Suara.com - Anggota Dewan Pembina Partai Gerindra, Martin Hutabarat, mempertanyakan sikap Presiden Susilo Bambang Yudhoyono (SBY) yang mengeluarkan Perppu terkait UU Pilkada, di akhir masa jabatannya. Padahal menurutnya, harusnya SBY bisa mengakhiri masa jabatannya dengan tenang dan kembali berkumpul bersama keluarga.
"Kan harusnya SBY mengakhiri jabatannya kan dengan tenang, ngemong cucu. Dan dia sebagai Ketua Umum Demokrat tentunya," kata Martin, dalam diskusi bertajuk "Mendadak Perppu", di Warung Daun Cikini, Jakarta Pusat, Sabtu (4/10/2014).

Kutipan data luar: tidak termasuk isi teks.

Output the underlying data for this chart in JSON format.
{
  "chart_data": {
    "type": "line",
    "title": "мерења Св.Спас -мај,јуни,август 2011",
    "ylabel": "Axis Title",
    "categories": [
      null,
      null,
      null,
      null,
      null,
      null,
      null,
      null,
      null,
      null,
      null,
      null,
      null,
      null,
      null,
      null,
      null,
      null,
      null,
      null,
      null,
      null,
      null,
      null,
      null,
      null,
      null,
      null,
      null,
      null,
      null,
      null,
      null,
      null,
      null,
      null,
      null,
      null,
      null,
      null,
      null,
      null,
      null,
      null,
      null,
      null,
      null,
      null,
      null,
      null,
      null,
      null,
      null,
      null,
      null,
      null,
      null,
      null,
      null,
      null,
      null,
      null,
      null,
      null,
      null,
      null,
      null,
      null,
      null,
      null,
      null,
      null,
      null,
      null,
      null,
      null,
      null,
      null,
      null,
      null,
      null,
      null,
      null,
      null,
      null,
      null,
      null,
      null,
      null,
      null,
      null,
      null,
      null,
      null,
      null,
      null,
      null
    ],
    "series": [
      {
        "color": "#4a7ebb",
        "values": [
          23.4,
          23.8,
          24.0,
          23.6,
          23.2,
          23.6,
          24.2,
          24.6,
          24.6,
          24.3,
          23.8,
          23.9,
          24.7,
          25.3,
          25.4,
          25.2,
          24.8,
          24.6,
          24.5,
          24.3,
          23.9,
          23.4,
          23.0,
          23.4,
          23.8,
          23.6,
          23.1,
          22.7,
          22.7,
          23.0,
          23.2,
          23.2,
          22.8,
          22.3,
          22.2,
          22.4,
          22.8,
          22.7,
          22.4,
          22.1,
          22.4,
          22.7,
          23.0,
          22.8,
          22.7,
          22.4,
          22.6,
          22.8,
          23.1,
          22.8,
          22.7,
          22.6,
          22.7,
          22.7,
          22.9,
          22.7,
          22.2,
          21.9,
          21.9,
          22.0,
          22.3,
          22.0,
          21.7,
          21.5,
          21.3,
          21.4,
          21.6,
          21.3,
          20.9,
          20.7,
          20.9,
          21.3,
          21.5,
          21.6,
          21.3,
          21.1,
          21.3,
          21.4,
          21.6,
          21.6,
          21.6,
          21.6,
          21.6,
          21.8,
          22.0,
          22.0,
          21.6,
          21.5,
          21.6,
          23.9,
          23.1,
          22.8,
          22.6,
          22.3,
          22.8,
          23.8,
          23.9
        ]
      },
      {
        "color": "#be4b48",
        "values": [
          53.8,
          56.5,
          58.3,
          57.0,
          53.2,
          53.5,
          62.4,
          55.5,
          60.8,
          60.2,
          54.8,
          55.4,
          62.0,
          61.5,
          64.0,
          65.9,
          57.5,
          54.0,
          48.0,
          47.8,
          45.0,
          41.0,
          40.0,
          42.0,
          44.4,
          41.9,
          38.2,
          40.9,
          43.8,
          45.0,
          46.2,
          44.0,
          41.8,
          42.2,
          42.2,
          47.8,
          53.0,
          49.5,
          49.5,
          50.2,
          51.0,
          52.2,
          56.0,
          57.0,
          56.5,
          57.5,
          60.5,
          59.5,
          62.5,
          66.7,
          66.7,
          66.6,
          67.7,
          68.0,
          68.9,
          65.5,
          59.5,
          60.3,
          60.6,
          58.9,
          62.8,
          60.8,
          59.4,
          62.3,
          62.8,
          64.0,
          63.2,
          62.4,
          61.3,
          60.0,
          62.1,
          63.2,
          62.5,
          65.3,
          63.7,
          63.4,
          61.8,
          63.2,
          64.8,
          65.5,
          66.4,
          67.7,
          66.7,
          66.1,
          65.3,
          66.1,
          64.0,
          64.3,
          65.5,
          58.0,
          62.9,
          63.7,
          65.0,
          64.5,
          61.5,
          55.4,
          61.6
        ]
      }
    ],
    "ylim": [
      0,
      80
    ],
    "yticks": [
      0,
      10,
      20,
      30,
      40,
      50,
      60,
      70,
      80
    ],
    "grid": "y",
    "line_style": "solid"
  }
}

Martin menjelaskan bahwa penerbitan Perppu oleh SBY itu memang merupakan hak konstitusi, di mana SBY mungkin menilai dalam perspektifnya negara dalam keadaan genting. Tetapi nyatanya, menurut Martin, tidak demikian di masyarakat karena keadaannya justru biasa-biasa saja.
"Bahkan, hasil survei terakhir saya lihat, pada saat ditanya soal pilkada langsung atau tidak langsung, kebanyakan masyarakat sudah acuh tidak acuh, karena mengganggap tidak ada persoalan itu lagi," tambahnya.
Lagipula, menurut Martin, dalam proses pilkada langsung sendiri partisipasi masyarakat juga sangat kurang. Menurutnya, hampir 50 persen masyarakat tidak menggunakan hak suaranya.
"Jadi sebetulnya, masyarakat itu hanya ingin yang tenang, dengan sistem yang baik," tuturnya.
Persoalan lainnya dengan penerbitan Perppu ini, menurut Martin, adalah akan adanya kekosongan hukum. Itu karena saat Perppu terbit, UU Pilkada yang sebelumnya telah disahkan pun dicabut. Hal ini menurutnya akan menjadi diskusi ketatanegaraan yang panjang, sementara celakanya, masa jabatan SBY akan segera berakhir dan akan digantikan oleh Jokowi.
"Dan ketika SBY diganti Jokowi, nanti malah (Jokowi) bilang tidak tahu," sambungnya.
Kendati demikian, menurut Martin pula, Gerindra akan tetap membaca dan coba memahami Perppu yang dikeluarkan oleh SBY tersebut, untuk bisa menentukan sikap mereka nantinya.